NPO法人日本火星協会の理事長を務める 村川 恭介さん 逗子市池子在住 65歳
未知の世界にこそロマン
○…「日本火星協会」。その響きで人は何を想像するだろう。言葉の”あや”か、天体観測の団体か、はたまたオカルト的な集団か。さにあらず。米国を本部とし、全世界に約50ある支部のひとつで、宇宙航行技術が発達する近い将来を見据え、宇宙にまつわる科学研究や生物学、探査や居住研究を促進するれっきとしたNPO法人だ。人類の次なる新天地は火星にある―。「そう考えると面白いでしょ」
○…火星への移住。まるでSF映画のような壮大な構想だが、近年は夢物語ではなくなりつつある。「NASAもロケットや有人カプセルの研究を進めていて、具体的な計画を立てている。技術上は今後50年以内で実現するであろうというのが世界の認識」。自らの見通しでは10数年後には人類が火星に降り立つのではないかとみる。
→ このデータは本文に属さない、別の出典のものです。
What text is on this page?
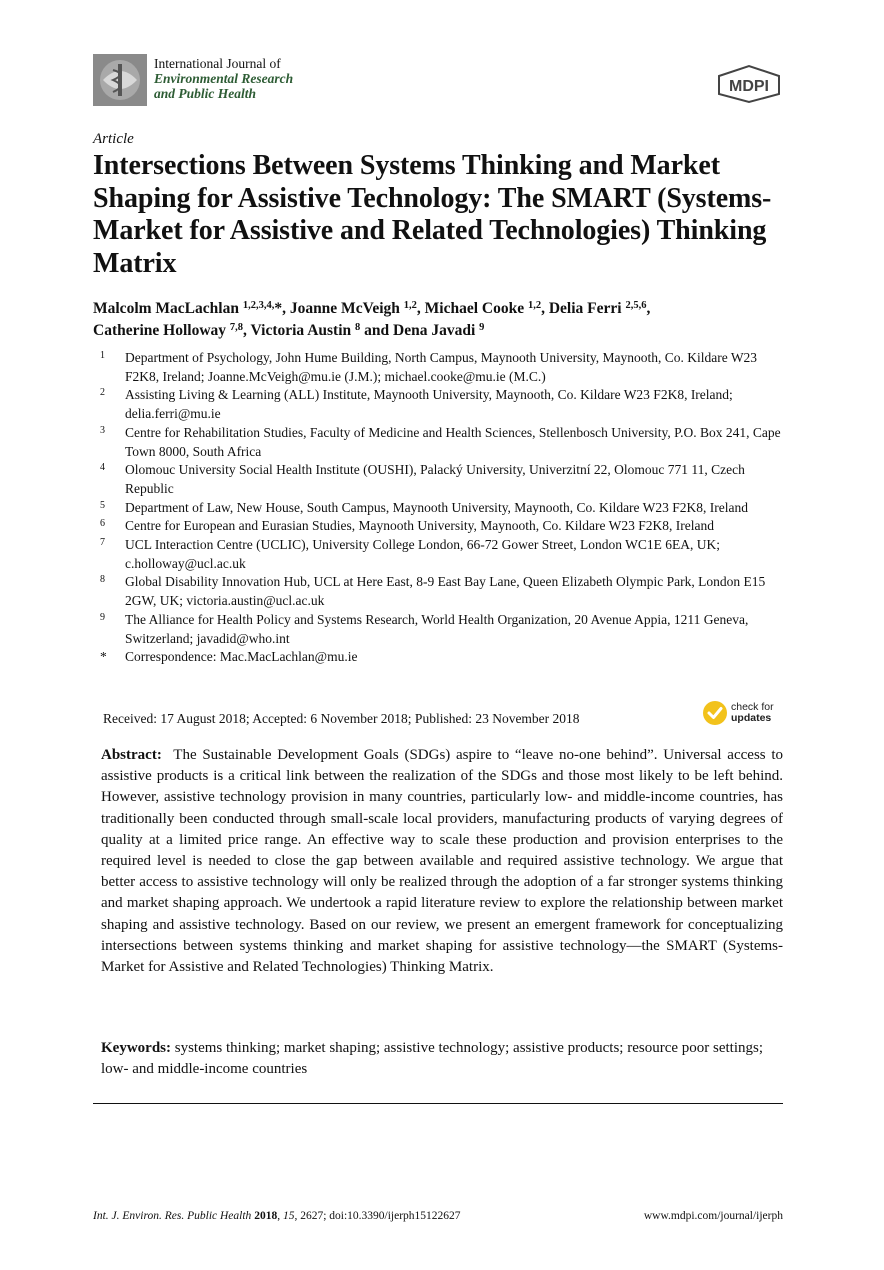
International Journal of
Environmental Research
and Public Health	MDPI
Article
Intersections Between Systems Thinking and Market Shaping for Assistive Technology: The SMART (Systems-Market for Assistive and Related Technologies) Thinking Matrix
Malcolm MacLachlan $^{1,2,3,4,}$*, Joanne McVeigh $^{1,2}$, Michael Cooke $^{1,2}$, Delia Ferri $^{2,5,6}$,
Catherine Holloway $^{7,8}$, Victoria Austin $^8$ and Dena Javadi $^9$
1	Department of Psychology, John Hume Building, North Campus, Maynooth University, Maynooth, Co. Kildare W23 F2K8, Ireland; Joanne.McVeigh@mu.ie (J.M.); michael.cooke@mu.ie (M.C.)
2	Assisting Living & Learning (ALL) Institute, Maynooth University, Maynooth, Co. Kildare W23 F2K8, Ireland; delia.ferri@mu.ie
3	Centre for Rehabilitation Studies, Faculty of Medicine and Health Sciences, Stellenbosch University, P.O. Box 241, Cape Town 8000, South Africa
4	Olomouc University Social Health Institute (OUSHI), Palacký University, Univerzitní 22, Olomouc 771 11, Czech Republic
5	Department of Law, New House, South Campus, Maynooth University, Maynooth, Co. Kildare W23 F2K8, Ireland
6	Centre for European and Eurasian Studies, Maynooth University, Maynooth, Co. Kildare W23 F2K8, Ireland
7	UCL Interaction Centre (UCLIC), University College London, 66-72 Gower Street, London WC1E 6EA, UK; c.holloway@ucl.ac.uk
8	Global Disability Innovation Hub, UCL at Here East, 8-9 East Bay Lane, Queen Elizabeth Olympic Park, London E15 2GW, UK; victoria.austin@ucl.ac.uk
9	The Alliance for Health Policy and Systems Research, World Health Organization, 20 Avenue Appia, 1211 Geneva, Switzerland; javadid@who.int
*	Correspondence: Mac.MacLachlan@mu.ie
Received: 17 August 2018; Accepted: 6 November 2018; Published: 23 November 2018
check for
updates

Abstract: The Sustainable Development Goals (SDGs) aspire to “leave no-one behind”. Universal access to assistive products is a critical link between the realization of the SDGs and those most likely to be left behind. However, assistive technology provision in many countries, particularly low- and middle-income countries, has traditionally been conducted through small-scale local providers, manufacturing products of varying degrees of quality at a limited price range. An effective way to scale these production and provision enterprises to the required level is needed to close the gap between available and required assistive technology. We argue that better access to assistive technology will only be realized through the adoption of a far stronger systems thinking and market shaping approach. We undertook a rapid literature review to explore the relationship between market shaping and assistive technology. Based on our review, we present an emergent framework for conceptualizing intersections between systems thinking and market shaping for assistive technology—the SMART (Systems-Market for Assistive and Related Technologies) Thinking Matrix.

Keywords: systems thinking; market shaping; assistive technology; assistive products; resource poor settings; low- and middle-income countries

Int. J. Environ. Res. Public Health 2018, 15, 2627; doi:10.3390/ijerph15122627	www.mdpi.com/journal/ijerph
「実際に行くのは今の子どもたち。そのために今から機運を高めないと」。火星砂漠研究基地がある米国本部に日本人を派遣しているのもその一環。「メンバーの中から実際に行く人が出ないかと期待しているんですよ」と目を細める。
○…本業は建築士。20代半ばで「理想の生活空間とは何か」と壁に突き当たっていたところ、大手建築会社が宇宙研究を始めたとのニュースを知った。「胸が高鳴りましたね」。宇宙空間であれば旧来のデザインに捉われることもない。そこに己が求めた答えがあるのではないか。その後も熱は冷めやらず、40歳を前に一念発起。家族を日本に残したまま、宇宙建築学を学びにヒューストン大学に入学するため海を渡った。
○…かつてコロンブスは羅針盤を頼りに大海を航行した。危険を顧みず、未知の世界を追い求めて冒険に出る。好奇心はいわば人の本能であり、ロマンそのものだ。「それにそういう人たちが未来を切り拓いてきた」。火星への移住、立候補はどうかと問うと「できれば住んでみたい。もう少し若ければ手を挙げたかもしれないですね」と笑った。